Чтобы понять причины этого расхождения, нужно подчеркнуть когнитивную ценность «цисфинитной логики», а также принципа «столкновения словесных смыслов». Привести мир в первозданное состояние (к «нолю»), предшествовавшее его разъятию рассудком, срастись с миром, стать одной из его частей — среди прочих, носителем всего его смысла — такова философская программа Хармса. Фрагментировать свою поэтическую речь, чтобы познать мир во всей его бесконечности, — такова его поэтическая программа. Но то, что поэзия и театр могли представить в конкретном воплощении, в первом случае — посредством ритма или музыкальности, во втором — при помощи режиссуры, оказывалось невозможным в прозе, и эта невозможность, вероятно, напрямую связана с выбранной формой. Проза Хармса рассказывает,а рассказ обязательно предполагает определенную линейность повествования, которая входит в конфликт с принципом «столкновения». По всей видимости, Хармс хотел, чтобы в его прозаических текстах «столкновение словесных смыслов» было таким же эффективным, как и в поэзии. В начале тридцатых годов он работает в этом направлении, но результаты оказались малоубедительны.

Итак, около 1933 года происходит надлом, который отчасти можно объяснить политической и культурной ситуацией в стране. Но такое объяснение не включило бы в себя всех составляющих. Именно в 1933 году Хармс добивается высшей стадии разработанности своей поэтики. Это видно по письму, которое он пишет 16 октября актрисе Клавдии Пугачевой: в нем Хармс излагает всю свою систему, связывая ее с понятием чистоты:

Я думал о том, как прекрасно всё первое! как прекрасна первая реальность! Прекрасно солнце и трава и камень и вода и птица и жук и муха и человек. Но так же прекрасны и рюмка и ножик и ключ и гребешок. Но если я ослеп, оглох и потерял все чувства, то как я могу знать всё это прекрасное? Всё исчезло и нет, для меня, ничего. Но вот я получил осязание, и сразу почти весь мир появился вновь. Я приобрёл слух, и мир стал значительно лучше. Я приобрёл все следующие чувства, и мир стал ещё больше и лучше. Мир стал существовать, как только я впустил его в себя. Пусть он еще в беспорядке, но всё же он существует!

Однако я стал приводить мир в порядок. И вот тут появилось Искусство. Только тут понял я истинную разницу между солнцем и гребешком, но, в то же время, я узнал, что это одно и то же.

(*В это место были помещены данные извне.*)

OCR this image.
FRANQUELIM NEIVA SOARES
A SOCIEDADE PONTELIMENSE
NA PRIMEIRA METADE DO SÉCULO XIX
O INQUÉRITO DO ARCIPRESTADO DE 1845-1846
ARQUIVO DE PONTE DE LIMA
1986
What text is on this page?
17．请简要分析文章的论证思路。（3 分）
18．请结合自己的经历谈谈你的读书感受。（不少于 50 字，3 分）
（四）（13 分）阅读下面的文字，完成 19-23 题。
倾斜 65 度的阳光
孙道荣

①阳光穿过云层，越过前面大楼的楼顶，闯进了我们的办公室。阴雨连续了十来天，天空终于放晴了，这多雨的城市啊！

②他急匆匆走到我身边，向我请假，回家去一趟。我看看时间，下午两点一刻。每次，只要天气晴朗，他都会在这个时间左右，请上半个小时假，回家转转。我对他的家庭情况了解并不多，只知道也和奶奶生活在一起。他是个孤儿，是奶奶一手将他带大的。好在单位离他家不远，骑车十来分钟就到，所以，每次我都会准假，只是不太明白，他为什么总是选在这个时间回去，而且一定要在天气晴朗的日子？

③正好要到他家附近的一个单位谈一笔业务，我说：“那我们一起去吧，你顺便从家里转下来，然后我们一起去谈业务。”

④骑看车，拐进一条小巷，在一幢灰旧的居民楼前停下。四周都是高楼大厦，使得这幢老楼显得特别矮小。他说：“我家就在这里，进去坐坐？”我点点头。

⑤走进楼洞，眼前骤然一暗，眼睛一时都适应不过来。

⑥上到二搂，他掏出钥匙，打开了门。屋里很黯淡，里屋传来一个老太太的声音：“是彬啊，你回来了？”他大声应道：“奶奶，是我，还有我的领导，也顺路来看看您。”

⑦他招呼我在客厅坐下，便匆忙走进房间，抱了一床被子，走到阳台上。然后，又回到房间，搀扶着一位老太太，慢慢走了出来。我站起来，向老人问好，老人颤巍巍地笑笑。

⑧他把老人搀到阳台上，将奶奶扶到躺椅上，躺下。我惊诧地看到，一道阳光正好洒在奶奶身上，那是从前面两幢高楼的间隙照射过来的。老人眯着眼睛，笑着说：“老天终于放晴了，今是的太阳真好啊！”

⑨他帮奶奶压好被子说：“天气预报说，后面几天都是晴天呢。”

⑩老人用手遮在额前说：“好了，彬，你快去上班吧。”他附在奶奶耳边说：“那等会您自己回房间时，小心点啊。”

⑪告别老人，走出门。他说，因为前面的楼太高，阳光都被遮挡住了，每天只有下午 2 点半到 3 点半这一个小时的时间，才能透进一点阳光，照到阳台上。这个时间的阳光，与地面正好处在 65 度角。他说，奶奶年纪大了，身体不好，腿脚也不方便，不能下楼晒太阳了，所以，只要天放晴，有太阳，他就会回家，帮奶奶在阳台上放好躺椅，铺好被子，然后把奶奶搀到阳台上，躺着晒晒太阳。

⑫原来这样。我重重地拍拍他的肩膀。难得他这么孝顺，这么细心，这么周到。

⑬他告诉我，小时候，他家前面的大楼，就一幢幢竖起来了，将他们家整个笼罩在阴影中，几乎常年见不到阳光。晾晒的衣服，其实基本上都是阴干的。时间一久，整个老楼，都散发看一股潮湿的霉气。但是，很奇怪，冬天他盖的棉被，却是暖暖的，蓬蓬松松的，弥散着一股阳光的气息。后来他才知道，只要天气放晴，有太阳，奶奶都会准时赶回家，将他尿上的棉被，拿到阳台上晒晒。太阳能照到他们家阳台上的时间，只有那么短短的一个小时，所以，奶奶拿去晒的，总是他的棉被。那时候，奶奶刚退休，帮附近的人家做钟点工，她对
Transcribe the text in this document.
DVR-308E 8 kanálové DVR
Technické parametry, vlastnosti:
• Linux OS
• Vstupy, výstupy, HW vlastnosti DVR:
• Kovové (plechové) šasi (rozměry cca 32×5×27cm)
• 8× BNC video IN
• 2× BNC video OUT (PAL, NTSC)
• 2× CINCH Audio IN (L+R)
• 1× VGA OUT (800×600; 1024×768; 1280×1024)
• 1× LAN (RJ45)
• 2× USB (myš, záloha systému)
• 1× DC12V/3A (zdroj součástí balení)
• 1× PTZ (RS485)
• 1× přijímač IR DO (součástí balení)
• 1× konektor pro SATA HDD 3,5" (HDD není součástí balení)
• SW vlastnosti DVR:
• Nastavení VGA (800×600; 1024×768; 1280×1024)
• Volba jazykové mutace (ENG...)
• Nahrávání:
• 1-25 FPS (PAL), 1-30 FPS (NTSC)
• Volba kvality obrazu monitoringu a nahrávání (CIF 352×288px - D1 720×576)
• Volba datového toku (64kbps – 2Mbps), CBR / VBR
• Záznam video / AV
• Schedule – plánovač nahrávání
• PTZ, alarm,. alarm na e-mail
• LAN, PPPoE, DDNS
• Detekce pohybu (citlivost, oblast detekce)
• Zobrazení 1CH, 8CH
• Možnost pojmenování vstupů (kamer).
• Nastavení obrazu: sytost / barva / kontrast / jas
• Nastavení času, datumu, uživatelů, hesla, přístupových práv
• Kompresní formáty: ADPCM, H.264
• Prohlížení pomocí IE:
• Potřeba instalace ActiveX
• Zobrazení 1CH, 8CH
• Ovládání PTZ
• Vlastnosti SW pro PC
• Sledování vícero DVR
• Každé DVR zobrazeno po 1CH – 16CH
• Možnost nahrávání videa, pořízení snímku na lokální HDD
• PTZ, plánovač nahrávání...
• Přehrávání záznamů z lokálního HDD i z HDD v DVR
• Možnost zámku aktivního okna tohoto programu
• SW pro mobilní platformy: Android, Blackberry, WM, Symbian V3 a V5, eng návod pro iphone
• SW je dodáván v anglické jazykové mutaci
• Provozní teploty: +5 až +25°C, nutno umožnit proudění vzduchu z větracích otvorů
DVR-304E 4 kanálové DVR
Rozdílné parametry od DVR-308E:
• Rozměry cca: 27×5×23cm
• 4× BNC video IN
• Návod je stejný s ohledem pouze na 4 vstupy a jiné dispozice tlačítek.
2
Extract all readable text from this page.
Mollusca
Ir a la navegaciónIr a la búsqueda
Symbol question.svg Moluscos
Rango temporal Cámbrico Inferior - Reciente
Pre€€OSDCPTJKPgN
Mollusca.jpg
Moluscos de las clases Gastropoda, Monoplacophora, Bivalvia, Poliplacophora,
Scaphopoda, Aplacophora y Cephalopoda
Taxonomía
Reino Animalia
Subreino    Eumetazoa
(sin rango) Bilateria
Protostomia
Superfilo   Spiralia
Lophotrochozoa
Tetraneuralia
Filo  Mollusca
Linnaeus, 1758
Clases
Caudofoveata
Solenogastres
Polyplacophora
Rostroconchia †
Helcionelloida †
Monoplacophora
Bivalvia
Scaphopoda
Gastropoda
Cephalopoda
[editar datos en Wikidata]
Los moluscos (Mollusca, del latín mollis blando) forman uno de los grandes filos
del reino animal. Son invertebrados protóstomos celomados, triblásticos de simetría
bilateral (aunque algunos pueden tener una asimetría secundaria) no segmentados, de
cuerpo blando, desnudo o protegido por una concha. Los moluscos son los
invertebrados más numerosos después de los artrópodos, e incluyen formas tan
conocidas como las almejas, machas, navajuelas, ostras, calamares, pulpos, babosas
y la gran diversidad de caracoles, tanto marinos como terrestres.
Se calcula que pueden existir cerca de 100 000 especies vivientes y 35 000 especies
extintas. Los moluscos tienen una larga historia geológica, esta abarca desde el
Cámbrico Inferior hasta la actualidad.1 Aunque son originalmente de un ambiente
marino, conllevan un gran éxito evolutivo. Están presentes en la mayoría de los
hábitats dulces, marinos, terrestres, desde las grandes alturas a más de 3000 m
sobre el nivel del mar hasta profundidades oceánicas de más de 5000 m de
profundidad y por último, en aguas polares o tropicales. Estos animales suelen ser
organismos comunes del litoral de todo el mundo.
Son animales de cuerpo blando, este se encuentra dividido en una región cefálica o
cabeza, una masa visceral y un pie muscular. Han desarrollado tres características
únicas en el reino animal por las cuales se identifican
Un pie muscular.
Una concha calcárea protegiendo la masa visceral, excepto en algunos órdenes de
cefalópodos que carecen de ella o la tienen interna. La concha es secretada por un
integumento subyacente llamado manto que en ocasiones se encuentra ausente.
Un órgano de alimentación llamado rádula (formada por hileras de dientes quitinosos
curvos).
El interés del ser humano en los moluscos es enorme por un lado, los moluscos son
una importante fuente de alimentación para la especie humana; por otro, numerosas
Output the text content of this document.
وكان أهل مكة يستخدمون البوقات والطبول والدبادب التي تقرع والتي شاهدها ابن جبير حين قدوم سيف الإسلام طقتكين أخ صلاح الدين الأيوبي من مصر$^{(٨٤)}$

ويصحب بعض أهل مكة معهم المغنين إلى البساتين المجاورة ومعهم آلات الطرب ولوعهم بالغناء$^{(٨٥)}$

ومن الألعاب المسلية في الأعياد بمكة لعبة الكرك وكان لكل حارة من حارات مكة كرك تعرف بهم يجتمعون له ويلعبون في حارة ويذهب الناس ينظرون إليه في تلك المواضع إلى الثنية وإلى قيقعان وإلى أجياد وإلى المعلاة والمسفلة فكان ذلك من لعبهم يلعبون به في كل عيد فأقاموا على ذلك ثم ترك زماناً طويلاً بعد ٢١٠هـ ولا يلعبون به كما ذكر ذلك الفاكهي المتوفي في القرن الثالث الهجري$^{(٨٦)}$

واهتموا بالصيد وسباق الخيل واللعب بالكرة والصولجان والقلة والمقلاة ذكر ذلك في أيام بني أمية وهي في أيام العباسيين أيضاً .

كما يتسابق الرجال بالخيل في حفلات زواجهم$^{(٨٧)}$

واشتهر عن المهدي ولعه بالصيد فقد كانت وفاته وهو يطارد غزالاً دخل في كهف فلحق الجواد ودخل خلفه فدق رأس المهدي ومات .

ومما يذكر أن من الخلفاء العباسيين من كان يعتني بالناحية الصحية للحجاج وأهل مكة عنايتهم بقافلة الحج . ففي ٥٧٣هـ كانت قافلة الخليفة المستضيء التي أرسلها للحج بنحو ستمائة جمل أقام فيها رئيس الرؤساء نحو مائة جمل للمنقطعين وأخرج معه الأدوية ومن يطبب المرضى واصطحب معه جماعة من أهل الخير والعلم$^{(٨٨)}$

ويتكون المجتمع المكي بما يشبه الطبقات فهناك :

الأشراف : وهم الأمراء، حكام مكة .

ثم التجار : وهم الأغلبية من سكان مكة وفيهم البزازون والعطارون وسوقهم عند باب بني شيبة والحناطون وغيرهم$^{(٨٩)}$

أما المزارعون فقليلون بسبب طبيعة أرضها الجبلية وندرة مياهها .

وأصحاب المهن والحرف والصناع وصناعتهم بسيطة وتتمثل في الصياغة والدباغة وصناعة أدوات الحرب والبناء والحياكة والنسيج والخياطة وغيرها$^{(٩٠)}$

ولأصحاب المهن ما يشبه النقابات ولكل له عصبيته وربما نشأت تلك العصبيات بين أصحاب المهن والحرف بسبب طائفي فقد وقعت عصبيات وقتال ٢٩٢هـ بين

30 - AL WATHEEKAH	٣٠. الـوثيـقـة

Теперь моя забота создать правильный порядок. Я увлечён этим и только об этом и думаю. Я говорю об этом, пытаюсь это рассказать, описать, нарисовать, протанцевать, построить. Я творец мира, и это самое главное во мне. Как же я могу не думать постоянно об этом! Во всё, что я делаю, я вкладываю сознание, что я творец мира. И я делаю не просто сапог, но, раньше всего, я создаю новую вещь. Мне мало того, чтобы сапог вышел удобным, прочным и красивым. Мне важно, чтобы в нём был тот-же порядок, что и во всём мире: чтобы порядок мира не пострадал, не загрязнился от прикосновения с кожей и гвоздями, чтобы, несмотря на форму сапога, он сохранил бы свою форму, остался бы тем же, чем был, остался бы чистым.

Это та самая чистота, которая пронизывает все искусства. Когда я пишу стихи, то самым главным, кажется мне, не идея, не содержание и не форма, и не туманное понятие «качество», а нечто ещё более туманное и непонятное рационалистическому уму, но понятное мне и, надеюсь, Вам, милая Клавдия Васильевна, это — чистота порядка.

Эта чистота одна и та же в солнце, траве, человеке и стихах. Истинное искусство стоит в ряду первой реальности, оно создает мир и является его первым отражением. Оно обязательно реально.

Но, Боже мой, в каких пустяках заключается истинное искусство! Великая вещь «Божественная комедия», но и стихотворение «Сквозь волнистые туманы пробирается луна» — не менее велико. Ибо там и там одна и та же чистота, а следовательно, одинаковая близость к реальности, т. е. к самостоятельному существованию. Это уже не просто слова и мысли, напечатанные на бумаге, это вещь, такая-же реальная, как хрустальный пузырёк для чернил, стоящий передо мной на столе. Кажется, эти стихи, ставшие вещью, можно снять с бумаги и бросить в окно, и окно разобьётся. Вот что могут сделать слова!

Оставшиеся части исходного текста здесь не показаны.